By Parrish Alford
OXFORD – Martavious Newby, the high-energy guy for Ole Miss, was forced to bottle up his energy for six games.
So he watched. From the bench he saw something that has hindered the Rebels who have gone 2-4 in his absence and lost again Tuesday when Newby played a surprise return against No. 18 Kentucky.
“The only thing I saw was, we just weren’t rebounding and playing defense as hard as we should,” said Newby, a 6-foot-3 guard, who had a productive nine minutes against the Wildcats with contributions that didn’t all show up in the box score.
He hopes to make an impact this morning against No. 2 Florida. The tipoff is set for 11 at Tad Smith. The game is televised by CBS, and an upset by Ole Miss would rekindle fading hopes for an NCAA tournament run.
Florida has won a school-record 18-straight games and is in position to claim the No. 1 spot on the polls with a win since top-ranked Syracuse lost its first game earlier this week.
The Gators (24-2, 13-0 SEC) lead the league in scoring defense (58.3 ppg) and are third in rebounding margin (plus-5.8).
“We weren’t getting rebounds. When the other team made runs, our players were getting down. They needed that person to reconnect them so we could get our edge back,” Newby said.
Newby’s game isn’t one of a dominant rebounder but it is one that leads to more possessions for Ole Miss (16-10, 7-6) by getting hands in the passing lanes, challenging the ball and generally just making opponents play faster than they’d like.
The Rebels have lost five of their last seven after a 6-2 SEC start, a slide that has Kennedy calling for more toughness from his players.
He saw that when Newby was in the game against Kentucky.
“There was a noticeable difference, just the ability to fight,” Kennedy said. “You’re not going to win every game or make every shot. Sometimes you can do everything you’re supposed to and still come up short, but you just want to see guys fight.”

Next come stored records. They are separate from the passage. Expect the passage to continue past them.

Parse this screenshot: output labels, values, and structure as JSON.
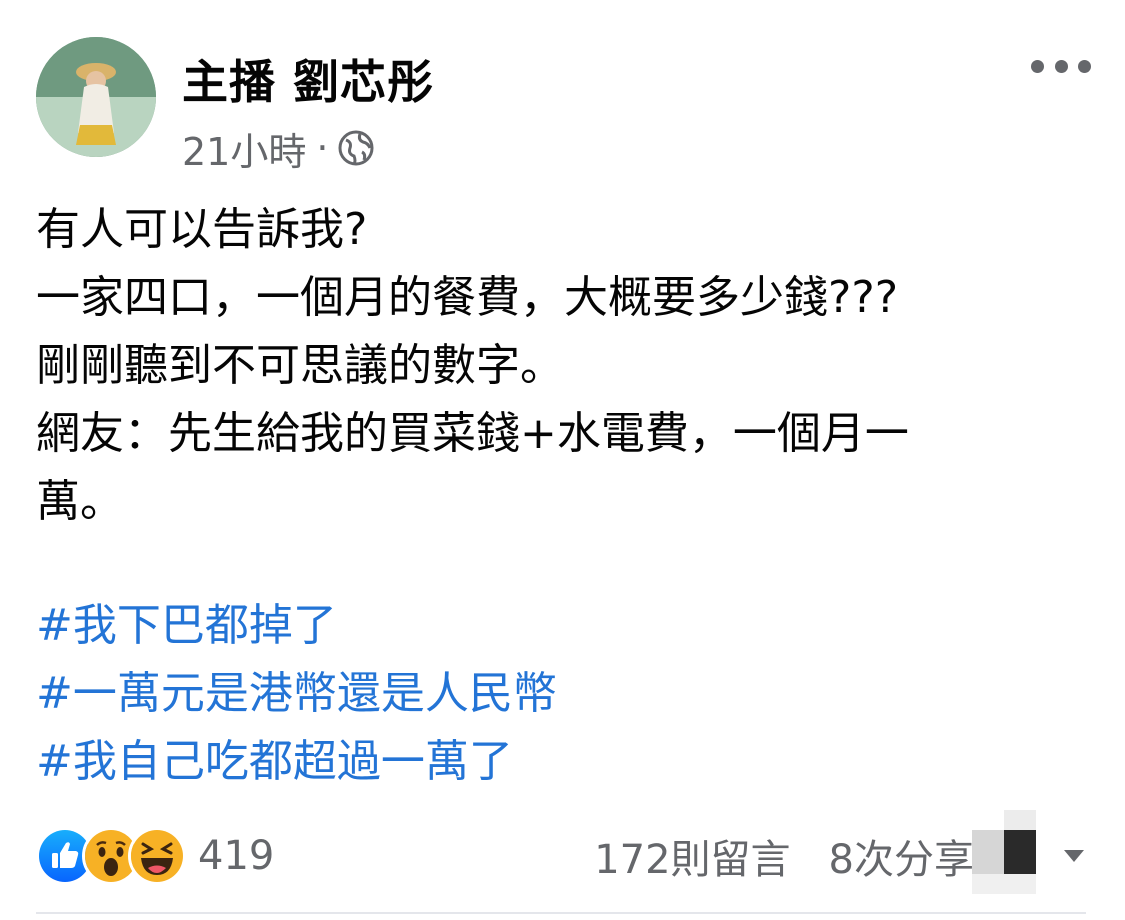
{
  "post": {
    "author": "主播 劉芯彤",
    "timestamp": "21小時",
    "separator": "·",
    "privacy_icon": "globe-icon",
    "more_icon": "more-horizontal-icon",
    "body_lines": [
      "有人可以告訴我?",
      "一家四口，一個月的餐費，大概要多少錢???",
      "剛剛聽到不可思議的數字。",
      "網友：先生給我的買菜錢+水電費，一個月一",
      "萬。"
    ],
    "hashtags": [
      "#我下巴都掉了",
      "#一萬元是港幣還是人民幣",
      "#我自己吃都超過一萬了"
    ],
    "reactions": {
      "icons": [
        "like-icon",
        "wow-icon",
        "haha-icon"
      ],
      "count": "419"
    },
    "comments": "172則留言",
    "shares": "8次分享",
    "colors": {
      "hashtag": "#2374d6",
      "meta": "#65676b",
      "like": "#1877f2",
      "emoji": "#f7b125"
    }
  }
}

There isn’t a statistical category for using your quickness with help defense to get both hands on the ball while an opponent is dribbling through the lane and focused on your teammate.
That was one of Newby’s plays, resulting in a tie ball, in the second half against Kentucky.
He entered the game with 9 minutes, eight seconds left and never came out.
“I thought he brought us great energy, which he normally does. He kept balls alive. He did a good job of fighting, giving us extra possessions, giving us a chance.”